Une femme seule, de Dario Fo et Franca Rame

Photo : Gabriella Merloni par Stefano Borghi

Nous sommes dans les années 70 à Milan. Maria, enfermée chez elle, passe ses journées entre lessive et ménage lorsqu’un jour elle aperçoit sa voisine d’en face par la fenêtre. Elle entreprend alors de lui raconter sa vie, et ces hommes qui la tourmentent : un mari qui la séquestre, un « cochon-téléphonique », un voyeur, et un beau-frère peloteur.

Une femme seule, c’est l’histoire d’une femme non seulement séquestrée par un homme mais aussi empêchée dans un monde d’hommes. Jusqu’au référendum de 1969, en Italie, les femmes ne pouvaient ni avorter ni divorcer. Maîtresse de la demeure, du foyer, la femme et son ventre appartiennent encore jusque là à l’époux, le « pater familias », qui seul décide de leur sort.
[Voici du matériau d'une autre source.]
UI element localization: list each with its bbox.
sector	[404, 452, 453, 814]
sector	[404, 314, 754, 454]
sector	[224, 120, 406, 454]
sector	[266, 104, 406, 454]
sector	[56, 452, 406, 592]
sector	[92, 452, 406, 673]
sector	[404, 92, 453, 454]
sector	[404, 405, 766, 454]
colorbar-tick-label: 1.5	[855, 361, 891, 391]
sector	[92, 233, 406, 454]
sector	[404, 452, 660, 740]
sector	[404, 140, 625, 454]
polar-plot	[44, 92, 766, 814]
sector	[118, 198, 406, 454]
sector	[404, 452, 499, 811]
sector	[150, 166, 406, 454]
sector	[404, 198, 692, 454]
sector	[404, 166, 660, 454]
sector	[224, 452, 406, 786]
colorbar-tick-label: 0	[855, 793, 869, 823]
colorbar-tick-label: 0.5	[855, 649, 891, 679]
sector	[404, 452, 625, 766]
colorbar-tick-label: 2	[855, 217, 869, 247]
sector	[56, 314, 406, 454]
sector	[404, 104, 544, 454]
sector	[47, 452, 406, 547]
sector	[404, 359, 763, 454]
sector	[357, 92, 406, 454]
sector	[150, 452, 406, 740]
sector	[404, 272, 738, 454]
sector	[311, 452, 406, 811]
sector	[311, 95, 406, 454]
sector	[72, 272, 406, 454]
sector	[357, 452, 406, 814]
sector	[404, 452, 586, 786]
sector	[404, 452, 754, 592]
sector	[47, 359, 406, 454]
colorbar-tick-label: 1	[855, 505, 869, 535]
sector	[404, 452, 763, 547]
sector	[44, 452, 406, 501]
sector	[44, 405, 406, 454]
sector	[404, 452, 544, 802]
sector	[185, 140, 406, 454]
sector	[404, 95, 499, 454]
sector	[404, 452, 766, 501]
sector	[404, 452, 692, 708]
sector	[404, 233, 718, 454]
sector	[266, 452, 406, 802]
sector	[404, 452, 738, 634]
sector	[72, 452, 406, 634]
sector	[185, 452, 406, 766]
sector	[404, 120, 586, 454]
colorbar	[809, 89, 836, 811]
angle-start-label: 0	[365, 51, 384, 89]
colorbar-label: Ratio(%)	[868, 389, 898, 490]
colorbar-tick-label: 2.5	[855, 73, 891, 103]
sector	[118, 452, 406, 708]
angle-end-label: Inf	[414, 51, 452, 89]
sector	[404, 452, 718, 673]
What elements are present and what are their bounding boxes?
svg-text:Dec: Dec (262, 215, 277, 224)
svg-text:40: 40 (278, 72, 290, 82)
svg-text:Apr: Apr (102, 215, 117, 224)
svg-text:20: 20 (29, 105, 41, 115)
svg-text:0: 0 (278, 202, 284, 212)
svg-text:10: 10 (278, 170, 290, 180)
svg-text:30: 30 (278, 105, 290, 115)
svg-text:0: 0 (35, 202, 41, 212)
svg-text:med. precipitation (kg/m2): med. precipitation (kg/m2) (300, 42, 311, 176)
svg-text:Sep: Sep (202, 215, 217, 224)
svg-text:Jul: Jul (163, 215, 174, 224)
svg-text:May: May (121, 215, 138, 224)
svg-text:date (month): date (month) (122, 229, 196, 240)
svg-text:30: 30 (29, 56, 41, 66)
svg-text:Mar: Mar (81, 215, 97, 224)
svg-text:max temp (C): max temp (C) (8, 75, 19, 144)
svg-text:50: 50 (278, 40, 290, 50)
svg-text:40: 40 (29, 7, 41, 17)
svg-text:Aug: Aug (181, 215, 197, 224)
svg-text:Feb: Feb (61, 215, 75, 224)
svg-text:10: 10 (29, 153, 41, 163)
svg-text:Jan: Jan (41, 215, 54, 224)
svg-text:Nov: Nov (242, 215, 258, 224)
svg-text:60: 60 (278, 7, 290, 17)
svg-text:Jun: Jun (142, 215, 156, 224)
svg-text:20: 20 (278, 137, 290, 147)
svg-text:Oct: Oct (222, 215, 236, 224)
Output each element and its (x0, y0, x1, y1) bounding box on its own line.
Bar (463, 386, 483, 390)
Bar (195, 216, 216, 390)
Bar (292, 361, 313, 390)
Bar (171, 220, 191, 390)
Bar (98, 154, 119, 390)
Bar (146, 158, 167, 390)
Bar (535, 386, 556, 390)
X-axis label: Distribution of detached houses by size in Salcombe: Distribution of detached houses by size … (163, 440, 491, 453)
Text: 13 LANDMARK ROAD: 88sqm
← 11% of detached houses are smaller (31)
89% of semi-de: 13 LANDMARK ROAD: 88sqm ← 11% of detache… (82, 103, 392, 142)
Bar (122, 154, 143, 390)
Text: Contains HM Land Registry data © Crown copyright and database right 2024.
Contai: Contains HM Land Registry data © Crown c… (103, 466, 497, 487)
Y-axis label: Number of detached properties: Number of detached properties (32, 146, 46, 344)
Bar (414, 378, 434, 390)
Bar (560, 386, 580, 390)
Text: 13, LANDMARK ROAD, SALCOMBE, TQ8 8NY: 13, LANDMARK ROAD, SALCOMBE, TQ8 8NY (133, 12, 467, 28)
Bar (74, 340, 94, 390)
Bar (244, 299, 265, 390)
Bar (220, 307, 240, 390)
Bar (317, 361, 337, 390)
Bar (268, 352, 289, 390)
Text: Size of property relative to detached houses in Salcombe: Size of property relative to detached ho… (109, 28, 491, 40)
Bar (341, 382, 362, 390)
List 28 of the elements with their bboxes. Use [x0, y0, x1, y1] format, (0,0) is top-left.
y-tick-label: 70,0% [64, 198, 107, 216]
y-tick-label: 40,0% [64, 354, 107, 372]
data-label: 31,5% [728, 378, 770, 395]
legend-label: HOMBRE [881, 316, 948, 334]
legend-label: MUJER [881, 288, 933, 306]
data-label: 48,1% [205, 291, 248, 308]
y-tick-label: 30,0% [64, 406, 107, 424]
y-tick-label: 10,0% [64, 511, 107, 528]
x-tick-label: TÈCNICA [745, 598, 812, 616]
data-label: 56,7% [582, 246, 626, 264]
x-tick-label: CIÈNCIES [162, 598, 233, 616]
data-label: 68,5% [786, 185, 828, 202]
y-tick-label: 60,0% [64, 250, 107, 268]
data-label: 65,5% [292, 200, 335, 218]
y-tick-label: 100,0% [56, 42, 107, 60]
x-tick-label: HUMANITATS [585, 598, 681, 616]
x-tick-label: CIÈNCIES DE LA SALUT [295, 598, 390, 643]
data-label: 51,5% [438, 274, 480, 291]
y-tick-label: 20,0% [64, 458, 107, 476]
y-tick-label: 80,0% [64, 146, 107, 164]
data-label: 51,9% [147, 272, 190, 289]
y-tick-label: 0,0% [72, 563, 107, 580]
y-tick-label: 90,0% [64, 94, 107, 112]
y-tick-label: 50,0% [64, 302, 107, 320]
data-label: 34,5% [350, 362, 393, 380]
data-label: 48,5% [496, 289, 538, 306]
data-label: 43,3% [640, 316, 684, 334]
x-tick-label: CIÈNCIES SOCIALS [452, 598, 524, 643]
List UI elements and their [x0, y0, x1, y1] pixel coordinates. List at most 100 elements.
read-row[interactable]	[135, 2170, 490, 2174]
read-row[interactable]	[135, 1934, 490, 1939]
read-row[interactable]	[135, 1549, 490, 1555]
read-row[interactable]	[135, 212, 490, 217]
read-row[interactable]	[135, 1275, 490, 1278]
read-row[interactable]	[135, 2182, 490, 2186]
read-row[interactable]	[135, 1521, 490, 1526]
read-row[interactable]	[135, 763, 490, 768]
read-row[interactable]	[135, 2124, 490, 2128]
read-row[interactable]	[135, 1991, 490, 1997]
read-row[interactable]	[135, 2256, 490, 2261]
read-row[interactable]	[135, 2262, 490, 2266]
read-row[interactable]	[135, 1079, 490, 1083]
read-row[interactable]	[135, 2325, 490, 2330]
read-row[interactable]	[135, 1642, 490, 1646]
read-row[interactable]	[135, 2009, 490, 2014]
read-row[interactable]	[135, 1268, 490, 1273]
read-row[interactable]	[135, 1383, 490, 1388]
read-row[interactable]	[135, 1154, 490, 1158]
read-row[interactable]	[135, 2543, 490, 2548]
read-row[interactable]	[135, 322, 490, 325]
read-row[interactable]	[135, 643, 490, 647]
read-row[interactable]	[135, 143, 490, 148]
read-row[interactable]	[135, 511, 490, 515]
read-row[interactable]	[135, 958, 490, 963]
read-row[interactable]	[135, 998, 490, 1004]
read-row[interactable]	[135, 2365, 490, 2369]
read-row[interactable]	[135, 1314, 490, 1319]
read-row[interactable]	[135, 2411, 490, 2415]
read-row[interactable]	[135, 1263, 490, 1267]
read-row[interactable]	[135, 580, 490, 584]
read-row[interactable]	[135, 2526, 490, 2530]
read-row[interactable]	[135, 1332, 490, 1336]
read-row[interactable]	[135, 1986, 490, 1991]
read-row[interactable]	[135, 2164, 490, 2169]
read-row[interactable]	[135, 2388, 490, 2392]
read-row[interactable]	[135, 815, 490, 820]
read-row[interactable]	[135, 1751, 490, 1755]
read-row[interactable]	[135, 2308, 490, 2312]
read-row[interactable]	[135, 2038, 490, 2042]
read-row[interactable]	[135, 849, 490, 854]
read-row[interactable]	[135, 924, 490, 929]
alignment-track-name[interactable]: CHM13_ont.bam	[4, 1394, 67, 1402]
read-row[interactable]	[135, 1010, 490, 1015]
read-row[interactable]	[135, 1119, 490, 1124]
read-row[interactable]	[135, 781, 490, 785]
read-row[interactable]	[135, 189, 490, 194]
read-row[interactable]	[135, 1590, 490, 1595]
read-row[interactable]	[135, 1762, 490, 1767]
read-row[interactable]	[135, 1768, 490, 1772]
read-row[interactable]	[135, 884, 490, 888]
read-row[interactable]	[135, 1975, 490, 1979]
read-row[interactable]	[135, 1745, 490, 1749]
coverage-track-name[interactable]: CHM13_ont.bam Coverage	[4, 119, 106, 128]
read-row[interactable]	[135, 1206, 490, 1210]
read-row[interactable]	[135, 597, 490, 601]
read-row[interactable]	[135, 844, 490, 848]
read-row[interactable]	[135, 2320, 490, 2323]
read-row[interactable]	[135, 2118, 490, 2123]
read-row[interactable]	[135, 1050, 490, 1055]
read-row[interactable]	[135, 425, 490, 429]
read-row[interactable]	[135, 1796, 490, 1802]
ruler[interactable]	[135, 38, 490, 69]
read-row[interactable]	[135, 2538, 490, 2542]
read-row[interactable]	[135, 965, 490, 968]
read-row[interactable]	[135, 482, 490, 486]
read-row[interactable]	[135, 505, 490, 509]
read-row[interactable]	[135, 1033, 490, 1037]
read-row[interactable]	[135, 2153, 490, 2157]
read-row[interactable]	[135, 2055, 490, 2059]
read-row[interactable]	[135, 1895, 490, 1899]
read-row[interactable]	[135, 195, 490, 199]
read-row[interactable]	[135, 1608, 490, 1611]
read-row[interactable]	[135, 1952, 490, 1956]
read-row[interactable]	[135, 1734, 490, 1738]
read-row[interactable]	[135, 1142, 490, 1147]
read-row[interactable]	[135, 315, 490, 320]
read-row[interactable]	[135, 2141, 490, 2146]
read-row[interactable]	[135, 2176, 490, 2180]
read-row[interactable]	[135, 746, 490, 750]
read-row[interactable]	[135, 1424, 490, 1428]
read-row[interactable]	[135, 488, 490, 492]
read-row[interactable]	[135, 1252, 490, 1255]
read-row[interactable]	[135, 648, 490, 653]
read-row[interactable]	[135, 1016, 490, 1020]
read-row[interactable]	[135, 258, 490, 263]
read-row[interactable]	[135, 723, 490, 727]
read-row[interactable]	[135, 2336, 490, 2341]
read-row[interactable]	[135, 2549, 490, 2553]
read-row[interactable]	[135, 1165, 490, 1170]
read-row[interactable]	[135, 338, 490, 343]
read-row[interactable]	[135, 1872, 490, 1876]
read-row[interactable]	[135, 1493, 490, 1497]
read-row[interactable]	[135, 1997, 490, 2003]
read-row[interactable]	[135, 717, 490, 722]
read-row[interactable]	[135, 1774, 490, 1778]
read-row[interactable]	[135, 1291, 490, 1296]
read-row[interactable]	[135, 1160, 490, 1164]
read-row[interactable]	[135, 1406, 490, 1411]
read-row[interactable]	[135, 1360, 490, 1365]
Gabriella Merloni incarne ici cette femme se confiant à sa voisine à travers la fenêtre, dans cette ambiance méditerranéenne où chacun voit et entend ce qui se passe en face.

Elle ouvre le volet, et s’ouvre au monde, qui l’écoutera peut-être. Le contexte de cette pièce en fait la « maîtresse parole », un symbole, une voix qui, perchée dans son nid, soudain se jette et s’envole pour crier au monde que la femme se libère de ce qui l’accapare et l’emprisonne.

Par moments, la pièce entière devient noire derrière elle, et l’on pourrait presque voir dans le rouge de cet encadrement par lequel elle passe la tête, l’origine du monde qui s’ouvre aux femmes dans un cri libérateur.

Gabriella Merloni, du haut de ses 26 ans, incarne brillamment la mère, l’épouse, l’amoureuse, la femme rêveuse, la femme tempête et finalement toutes ces femmes, prises dans la lutte sociale jouant leur liberté.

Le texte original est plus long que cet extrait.